Recordings identified as Decimus recordings have info["wavetype"] set to "decimus". Otherwise, info contains only the standard info keys and values.

Generic

Recordings classified as generic have info["wavetype"] set to "generic", and info contains only the standard info keys and values.

icListen

Recordings identified as icListen recordings have info["wavetype"] set to "icListen". In addition, each key/value pair encoded in the INFO chunk in the file is added to info. See the icListen documentation for details on these parameters.

The value info["cal"] contains a float64 calibration value for the data. Multiply data samples by this value to obtain calibrated values in micropascals.

Zoom

Recordings identified as Zoom recordings have info["wavetype"] set to "zoom". The following information encoded in the bext chunk is added to info as keys and values. (See Zoom documentation for details.)

"CodingHistory" - coding history string

"desc" - recording description string

"LoudnessRange" - int16 recording loudness range value

"LoudnessValue" - int16 recording loudness value

"MaxMomentaryLoudness" - int16 recording maximum momentary loudness value

"MaxShortTermLoudness" - int16 recording maximum short term loudness value

"MaxTruePeakLevel" - int16 recording maximum maximum true peak level

"OriginationDate" - recording origination date string

"OriginationTime" - recording origination time string

"Originator" - recording originator string

"OriginatorReference" - recording originator reference string

"TimeReferenceHigh" - int32 time of high sample in recording

"TimeReferenceLow" - int32 time of low sample in recording

"UMID" - UMID string

"Version" - int16 version number

The contents in the entire iXML block are stored in info["iXML"] as a string.

levels Module

The module levels contains the functions spl, sel, spl_wav, spl_wav_dir, spl_wav_files, A_weighting, M_weighting, and weight. Each funcion contains a detailed usage message.

spl

Return an array of sampled sound pressure levels using time constant T.

Usage

    SPL = spl(data, fs, weighting='A', tconst=0.125, pref=20.0)

Input Parameters

data: an array of sampled sound pressures.
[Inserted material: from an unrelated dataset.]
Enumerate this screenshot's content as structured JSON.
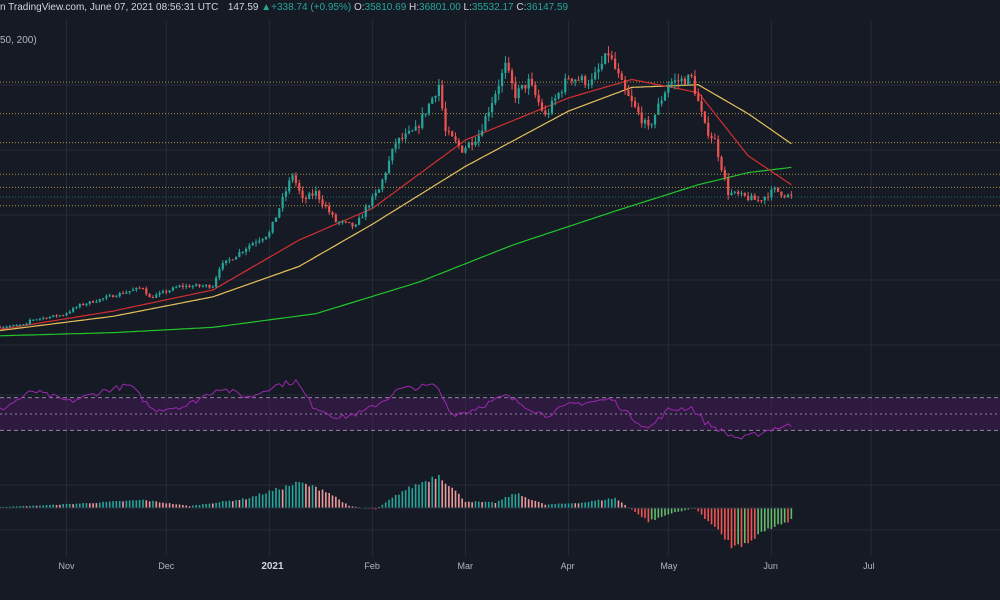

fs: sampling frequency in hertz.

weighting: type of weighting to use. This parameter can be a string to represent preset values 'A' for A-weighting, 'M' for M-weighting (see documentation on the function weight() to set frequency parameters). It can also be a function that provides digital filter parameters to the weight() function. For no weighting, use weighting = 1. The default is 'A' weighting.

tconst: time constant. Defaullts to 0.125 s (fast). This parameter can be 
    the value in seconds or preset values given with the strings 'Fast' 
    (0.125 s), 'Slow' (1.000 s), or "Impulse' (0.035 s).
pref: reference pressure. Defaults to 20.0 (micropascals, standard for
    atmospheric sounds). Use 1.0 (micropascals) for underwater sounds.
cal: calibration factor of the recording. This is the value that
    converts data samples to the appropriate pressure units
    (micropascals). The default value is 1 (no calibration
    adjustment).
pms: an initial value for the mean square pressure 'historical'
    value for time constant. Use this to continue the calculation
    from another recording. Defaults to 0.0.
pms_return: whether or not to return the mean square pressure value for 
    subsequent calculations. Defaults to False.

Output

SPL: a numpy array of sampled sound pressure levels corresponding to the 
    the same sampling times a the elements of data.  Note that the initial 
    elements SPL[i] are based on a truncated history because they only use 
    pressure values from data[i] back to data[0].
pms: The mean square sound pressure for use in subsequent
    calculations such as the recording continuing in another
    file. Only returned if the input parameter pms_return is True.

Usage Example

Read data from a single-channel file and plot it vs. time.

>>> from __future__ import division
>>> import numpy as np
>>> import matplotlib.pyplot as plt
>>> from SVSound import wavefile
>>> info, data = wavefile.read('filename.wav')
>>> info['chan']
1
>>> times = np.arange(data.size / info['fs'])
>>> plt.plot(times, data)
...

Note that the data in a multichannel recording has rows for each channel, so data[0] is the first channel, data[1] the second channel, etc.